N.Y. Comp. Codes R. & Regs. tit. 9 § 54.4

Current through Register Vol. 46, No. 45, November 2, 2024
Section 54.4 - Conduct of hearings
(a) Hearings shall be conducted by a member of the authority or any employee of the authority duly designated by the authority to hold hearings, who shall be known as the administrative law judge. The administrative law judge shall rule upon matters of procedure and introduction of evidence, and shall conduct the hearing in such manner as, in his discretion, will best serve the attainment of justice. Wherever the term hearing officer appears in the rules of the authority in connection with disciplinary proceedings, it shall be deemed to mean and to refer to the administrative law judge.
(b)
(1) The order of proof in hearings before the authority shall be as follows:
(i) testimony by the witness or witnesses in support of the charges preferred against the licensee;
(ii) cross-examination of such witnesses;
(iii) testimony by the licensee or his witnesses in defense and explanation; and
(iv) cross-examination of the licensee and witnesses.

The hearing officer may, in his discretion, change the order of proof where the circumstances so warrant.

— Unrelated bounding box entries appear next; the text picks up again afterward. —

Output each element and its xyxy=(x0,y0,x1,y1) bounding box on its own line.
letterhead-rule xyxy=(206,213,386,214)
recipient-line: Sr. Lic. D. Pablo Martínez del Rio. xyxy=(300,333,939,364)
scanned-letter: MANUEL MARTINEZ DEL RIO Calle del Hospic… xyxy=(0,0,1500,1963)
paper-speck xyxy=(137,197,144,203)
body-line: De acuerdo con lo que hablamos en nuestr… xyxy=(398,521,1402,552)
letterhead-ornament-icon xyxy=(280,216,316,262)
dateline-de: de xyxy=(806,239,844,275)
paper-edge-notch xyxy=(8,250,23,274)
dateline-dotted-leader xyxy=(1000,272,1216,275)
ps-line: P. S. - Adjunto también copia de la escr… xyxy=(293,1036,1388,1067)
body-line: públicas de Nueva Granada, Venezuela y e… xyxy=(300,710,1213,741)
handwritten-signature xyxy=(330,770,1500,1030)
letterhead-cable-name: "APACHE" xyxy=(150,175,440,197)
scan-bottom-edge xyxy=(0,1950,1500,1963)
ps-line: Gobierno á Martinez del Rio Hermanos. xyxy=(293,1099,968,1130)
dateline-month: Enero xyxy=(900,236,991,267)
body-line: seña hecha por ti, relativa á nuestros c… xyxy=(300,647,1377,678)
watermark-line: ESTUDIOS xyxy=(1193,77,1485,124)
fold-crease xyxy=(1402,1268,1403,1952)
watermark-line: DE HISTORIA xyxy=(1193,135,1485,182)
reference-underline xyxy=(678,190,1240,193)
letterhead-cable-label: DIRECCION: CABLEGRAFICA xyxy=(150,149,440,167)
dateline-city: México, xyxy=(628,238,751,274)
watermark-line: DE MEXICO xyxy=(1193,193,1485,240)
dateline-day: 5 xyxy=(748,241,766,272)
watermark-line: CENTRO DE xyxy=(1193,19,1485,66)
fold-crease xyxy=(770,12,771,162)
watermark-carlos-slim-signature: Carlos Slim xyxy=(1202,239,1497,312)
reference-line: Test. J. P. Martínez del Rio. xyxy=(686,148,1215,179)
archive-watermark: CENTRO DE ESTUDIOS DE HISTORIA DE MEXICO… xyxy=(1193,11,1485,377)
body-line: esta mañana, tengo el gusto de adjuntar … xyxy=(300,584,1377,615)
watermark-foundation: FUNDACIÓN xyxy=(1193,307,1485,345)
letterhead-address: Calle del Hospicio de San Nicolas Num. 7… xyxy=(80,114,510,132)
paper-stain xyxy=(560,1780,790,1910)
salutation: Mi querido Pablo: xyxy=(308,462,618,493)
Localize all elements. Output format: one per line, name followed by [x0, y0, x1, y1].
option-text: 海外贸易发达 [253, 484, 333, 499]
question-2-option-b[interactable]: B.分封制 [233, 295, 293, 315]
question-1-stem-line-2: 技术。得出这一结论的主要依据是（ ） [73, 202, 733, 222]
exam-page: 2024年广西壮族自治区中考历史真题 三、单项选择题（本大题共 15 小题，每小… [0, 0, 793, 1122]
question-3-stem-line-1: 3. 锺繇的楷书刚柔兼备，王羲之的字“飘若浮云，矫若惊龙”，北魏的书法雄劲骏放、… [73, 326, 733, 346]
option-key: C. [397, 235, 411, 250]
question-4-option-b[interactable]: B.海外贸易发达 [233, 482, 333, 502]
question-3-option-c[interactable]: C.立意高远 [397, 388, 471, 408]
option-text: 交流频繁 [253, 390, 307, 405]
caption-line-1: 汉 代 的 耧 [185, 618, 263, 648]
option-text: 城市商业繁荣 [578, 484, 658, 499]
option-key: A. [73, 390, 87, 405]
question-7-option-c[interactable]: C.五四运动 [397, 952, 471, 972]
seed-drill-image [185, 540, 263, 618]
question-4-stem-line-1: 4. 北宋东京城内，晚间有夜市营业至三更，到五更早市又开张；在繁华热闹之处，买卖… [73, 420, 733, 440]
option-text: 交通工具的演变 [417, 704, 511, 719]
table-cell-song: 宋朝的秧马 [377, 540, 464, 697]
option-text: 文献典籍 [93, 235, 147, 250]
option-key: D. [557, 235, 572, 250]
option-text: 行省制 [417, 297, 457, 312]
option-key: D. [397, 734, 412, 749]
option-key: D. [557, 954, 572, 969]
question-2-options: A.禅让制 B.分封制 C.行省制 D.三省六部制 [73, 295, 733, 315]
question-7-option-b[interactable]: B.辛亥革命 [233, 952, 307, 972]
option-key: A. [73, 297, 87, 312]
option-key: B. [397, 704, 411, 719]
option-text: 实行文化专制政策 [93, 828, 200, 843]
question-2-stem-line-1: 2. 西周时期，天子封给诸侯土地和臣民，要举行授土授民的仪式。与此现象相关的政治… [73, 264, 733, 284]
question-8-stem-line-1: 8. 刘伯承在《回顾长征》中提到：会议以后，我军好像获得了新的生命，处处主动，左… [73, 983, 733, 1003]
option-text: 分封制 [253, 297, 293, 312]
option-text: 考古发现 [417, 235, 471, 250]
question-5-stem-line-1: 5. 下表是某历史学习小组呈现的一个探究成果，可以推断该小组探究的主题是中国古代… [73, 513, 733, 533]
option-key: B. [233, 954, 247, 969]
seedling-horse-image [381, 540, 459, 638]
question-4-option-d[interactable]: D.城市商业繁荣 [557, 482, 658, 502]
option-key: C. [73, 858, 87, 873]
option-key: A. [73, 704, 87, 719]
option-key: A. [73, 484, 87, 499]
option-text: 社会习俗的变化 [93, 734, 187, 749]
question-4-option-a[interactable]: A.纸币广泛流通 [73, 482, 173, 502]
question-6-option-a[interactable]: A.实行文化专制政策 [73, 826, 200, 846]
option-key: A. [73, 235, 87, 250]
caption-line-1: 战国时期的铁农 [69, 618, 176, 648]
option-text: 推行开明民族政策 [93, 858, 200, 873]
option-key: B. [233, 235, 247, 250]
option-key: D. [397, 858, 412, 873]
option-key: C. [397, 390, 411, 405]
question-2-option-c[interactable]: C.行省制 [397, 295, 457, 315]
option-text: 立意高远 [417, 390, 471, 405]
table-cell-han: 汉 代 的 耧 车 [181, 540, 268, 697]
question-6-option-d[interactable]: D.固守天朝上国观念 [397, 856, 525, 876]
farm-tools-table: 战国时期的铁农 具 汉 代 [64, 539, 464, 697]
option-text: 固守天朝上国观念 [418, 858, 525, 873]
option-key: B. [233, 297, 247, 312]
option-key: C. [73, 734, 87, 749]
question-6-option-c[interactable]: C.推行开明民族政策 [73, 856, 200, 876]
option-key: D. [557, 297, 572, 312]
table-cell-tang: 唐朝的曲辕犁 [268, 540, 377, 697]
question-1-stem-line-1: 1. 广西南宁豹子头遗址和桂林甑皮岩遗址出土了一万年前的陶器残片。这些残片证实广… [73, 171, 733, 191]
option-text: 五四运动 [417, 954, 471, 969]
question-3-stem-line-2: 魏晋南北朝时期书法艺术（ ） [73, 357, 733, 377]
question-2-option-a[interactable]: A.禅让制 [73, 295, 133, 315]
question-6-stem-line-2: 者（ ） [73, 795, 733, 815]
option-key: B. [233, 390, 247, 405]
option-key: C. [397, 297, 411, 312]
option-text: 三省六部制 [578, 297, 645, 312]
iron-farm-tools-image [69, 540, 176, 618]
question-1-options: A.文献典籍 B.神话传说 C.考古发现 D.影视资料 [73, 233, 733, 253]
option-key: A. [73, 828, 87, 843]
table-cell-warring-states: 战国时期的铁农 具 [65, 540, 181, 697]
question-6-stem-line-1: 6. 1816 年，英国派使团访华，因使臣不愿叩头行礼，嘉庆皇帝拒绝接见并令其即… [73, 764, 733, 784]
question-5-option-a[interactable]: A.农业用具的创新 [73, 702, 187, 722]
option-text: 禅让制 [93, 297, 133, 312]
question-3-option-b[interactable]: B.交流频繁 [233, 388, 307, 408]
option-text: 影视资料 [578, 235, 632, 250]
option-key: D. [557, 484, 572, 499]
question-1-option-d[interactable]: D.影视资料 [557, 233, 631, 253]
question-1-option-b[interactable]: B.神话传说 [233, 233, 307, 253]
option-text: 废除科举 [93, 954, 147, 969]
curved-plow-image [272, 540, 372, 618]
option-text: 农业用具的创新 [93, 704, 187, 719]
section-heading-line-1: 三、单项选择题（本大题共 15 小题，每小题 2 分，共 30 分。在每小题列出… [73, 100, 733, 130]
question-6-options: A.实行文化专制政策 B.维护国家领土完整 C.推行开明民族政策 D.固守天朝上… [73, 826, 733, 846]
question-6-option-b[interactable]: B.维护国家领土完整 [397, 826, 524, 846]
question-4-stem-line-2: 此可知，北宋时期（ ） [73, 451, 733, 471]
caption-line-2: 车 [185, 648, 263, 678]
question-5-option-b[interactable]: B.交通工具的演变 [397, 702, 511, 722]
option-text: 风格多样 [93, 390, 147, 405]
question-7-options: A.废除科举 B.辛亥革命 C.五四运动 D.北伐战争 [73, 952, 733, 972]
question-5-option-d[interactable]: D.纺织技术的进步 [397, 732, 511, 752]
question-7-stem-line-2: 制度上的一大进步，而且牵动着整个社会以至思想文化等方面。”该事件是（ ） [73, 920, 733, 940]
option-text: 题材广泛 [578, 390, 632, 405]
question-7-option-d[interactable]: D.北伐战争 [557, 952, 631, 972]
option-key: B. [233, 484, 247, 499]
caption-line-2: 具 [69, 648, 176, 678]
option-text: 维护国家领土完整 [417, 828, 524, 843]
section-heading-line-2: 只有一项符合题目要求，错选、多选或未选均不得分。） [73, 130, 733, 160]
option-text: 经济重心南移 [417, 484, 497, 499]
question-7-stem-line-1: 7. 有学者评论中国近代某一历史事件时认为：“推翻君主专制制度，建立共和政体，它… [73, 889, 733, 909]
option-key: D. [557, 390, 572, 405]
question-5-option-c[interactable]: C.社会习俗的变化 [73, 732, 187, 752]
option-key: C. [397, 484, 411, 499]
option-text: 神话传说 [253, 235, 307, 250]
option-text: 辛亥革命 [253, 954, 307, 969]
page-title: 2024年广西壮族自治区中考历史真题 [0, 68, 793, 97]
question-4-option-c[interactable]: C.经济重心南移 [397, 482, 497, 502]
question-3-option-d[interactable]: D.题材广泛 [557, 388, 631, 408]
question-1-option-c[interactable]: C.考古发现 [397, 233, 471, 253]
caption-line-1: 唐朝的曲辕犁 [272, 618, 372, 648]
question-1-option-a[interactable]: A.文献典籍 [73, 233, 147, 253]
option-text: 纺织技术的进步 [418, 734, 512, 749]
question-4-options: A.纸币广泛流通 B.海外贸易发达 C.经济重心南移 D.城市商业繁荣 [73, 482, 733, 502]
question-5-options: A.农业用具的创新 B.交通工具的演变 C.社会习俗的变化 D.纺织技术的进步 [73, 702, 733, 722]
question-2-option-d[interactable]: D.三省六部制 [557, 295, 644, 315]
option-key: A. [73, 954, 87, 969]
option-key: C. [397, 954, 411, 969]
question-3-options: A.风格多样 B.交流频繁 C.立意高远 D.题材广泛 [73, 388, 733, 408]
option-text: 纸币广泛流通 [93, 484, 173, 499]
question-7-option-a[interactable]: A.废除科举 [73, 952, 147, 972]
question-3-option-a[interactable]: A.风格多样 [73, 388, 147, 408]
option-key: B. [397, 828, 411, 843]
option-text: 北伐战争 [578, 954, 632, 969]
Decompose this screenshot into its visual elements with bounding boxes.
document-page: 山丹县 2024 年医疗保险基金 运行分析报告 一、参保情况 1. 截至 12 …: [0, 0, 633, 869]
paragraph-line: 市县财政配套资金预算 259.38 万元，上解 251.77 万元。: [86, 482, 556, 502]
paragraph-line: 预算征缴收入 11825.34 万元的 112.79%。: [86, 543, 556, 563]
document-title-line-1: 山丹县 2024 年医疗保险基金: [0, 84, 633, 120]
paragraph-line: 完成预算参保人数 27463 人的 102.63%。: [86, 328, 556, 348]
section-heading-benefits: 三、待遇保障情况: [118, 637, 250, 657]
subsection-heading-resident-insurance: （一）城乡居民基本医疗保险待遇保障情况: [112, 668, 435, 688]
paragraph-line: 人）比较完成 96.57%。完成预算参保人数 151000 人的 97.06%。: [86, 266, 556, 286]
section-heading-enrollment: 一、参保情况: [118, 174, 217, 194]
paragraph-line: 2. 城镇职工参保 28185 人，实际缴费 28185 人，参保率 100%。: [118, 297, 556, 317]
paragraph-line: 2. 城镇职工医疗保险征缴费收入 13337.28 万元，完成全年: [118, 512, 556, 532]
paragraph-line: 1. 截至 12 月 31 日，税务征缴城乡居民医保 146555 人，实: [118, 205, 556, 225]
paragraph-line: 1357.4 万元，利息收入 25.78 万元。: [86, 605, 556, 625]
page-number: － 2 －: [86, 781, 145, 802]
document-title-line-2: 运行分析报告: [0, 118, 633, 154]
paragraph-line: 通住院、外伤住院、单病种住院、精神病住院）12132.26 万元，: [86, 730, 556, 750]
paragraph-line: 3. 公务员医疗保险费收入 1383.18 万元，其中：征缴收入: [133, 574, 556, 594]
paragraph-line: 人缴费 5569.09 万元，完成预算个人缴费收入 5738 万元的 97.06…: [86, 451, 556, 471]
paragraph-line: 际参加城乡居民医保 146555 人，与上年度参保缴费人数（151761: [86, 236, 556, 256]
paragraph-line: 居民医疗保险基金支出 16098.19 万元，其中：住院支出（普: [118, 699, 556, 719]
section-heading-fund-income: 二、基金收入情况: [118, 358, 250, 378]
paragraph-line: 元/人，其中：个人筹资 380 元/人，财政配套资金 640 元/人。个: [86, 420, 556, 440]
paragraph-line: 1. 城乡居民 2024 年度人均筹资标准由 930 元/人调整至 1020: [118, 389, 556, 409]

(2) Objections may be taken to the rulings of the hearing officer with the reasons for such objections, but will not be deemed to have been made unless duly noted in the record.
(3) Motions to dismiss may be made at the option of the licensee or his attorney, but are not required and will not be deemed to be necessary to protect any right of the licensee.
(4) The hearing officer shall have no power to grant any motion to dismiss any of the charges or to the effect that the authority has failed to establish a prima facie case.
(c)
(1) The rules of evidence governing proceedings in the courts of this State shall not be rigidly enforced in hearings before the authority. Unless objection is made and duly noted in the record, all evidence appearing in the record shall be deemed to have been validly introduced for the consideration of the authority.
(2) The introduction of cumulative evidence shall be avoided and the hearing officer may curtail the testimony of any witness which he judges to be merely cumulative; however, the party offering such testimony may make a short avowal of the testimony which would be given and if the witness asserts that such avowal is true, this avowal shall be made part of the record.
(3) Upon the due application to the authority prior to its determination, the authority may, in its discretion, reopen the hearing for the presentation of new or additional evidence. Such application must set forth concisely the nature of this additional evidence. The authority may, on its own motion, reopen a hearing for the presentation of additional evidence.
(d) The hearing officer or the attorney for the authority may amend the notice of pleading at any time before the close of the hearing or prior to a determination by the authority. If the licensee requests an adjournment based upon such amendment, the hearing officer may, in his discretion, grant such adjournment in the interest of justice when a party to such proceeding was surprised by such amendment without fault on his part.
(e) Parties may, by agreement, stipulate as to any facts involved in the proceedings, provided that such stipulation is duly noted in the record.
(f) Oral argument may be made only before the hearing officer. Such oral argument may be curtailed or limited by the hearing officer in his discretion and is to be included in the record.
(g) After the conclusion of the hearing, the hearing officer shall make, in writing, his findings as to whether the evidence sustained the charges, or any of them, preferred against the licensee, shall designate which charges he has found sustained by the evidence, and shall, at his option, recommend to the authority the action to be taken against the licensee. A copy of such report shall be served on the licensee or his attorney by first class mail prior to submission of such report to the authority, provided a request therefor is made on the record at the hearing. The report, when served, shall be accompanied by a statement in writing advising that the recipient may controvert any of the findings contained therein within the time limited in such statement. The record shall be referred, together with the hearing officer's report and any statement controverting the findings contained therein, for due consideration and appraisal by the authority at a meeting duly held by it.
(h) Subject to the supervision and control of the authority, in all cases where the licensee has pleaded "no contest" to the charge or charges, the hearing officer shall summarize the facts of the case and shall recommend the penalty to be imposed by the authority.
(i) In the event of a hearing officer's death, resignation, removal, termination of employment, disability, or his inability or failure to make his written report and findings within 30 days after the completion of the hearing, the chairman of the authority may direct that all of the evidence taken at the hearing shall be submitted to the members of the authority at a regular meeting. After consideration thereof, the members of the authority shall make proposed written findings and mail a copy thereof to the licensee or his attorney and afford him an opportunity to controvert, in writing, any of the proposed findings contained therein. Thereafter, after due consideration of all of the foregoing, including any statement in controversion submitted by the licensee, the authority shall make final written findings and assess such penalty as may be deemed appropriate.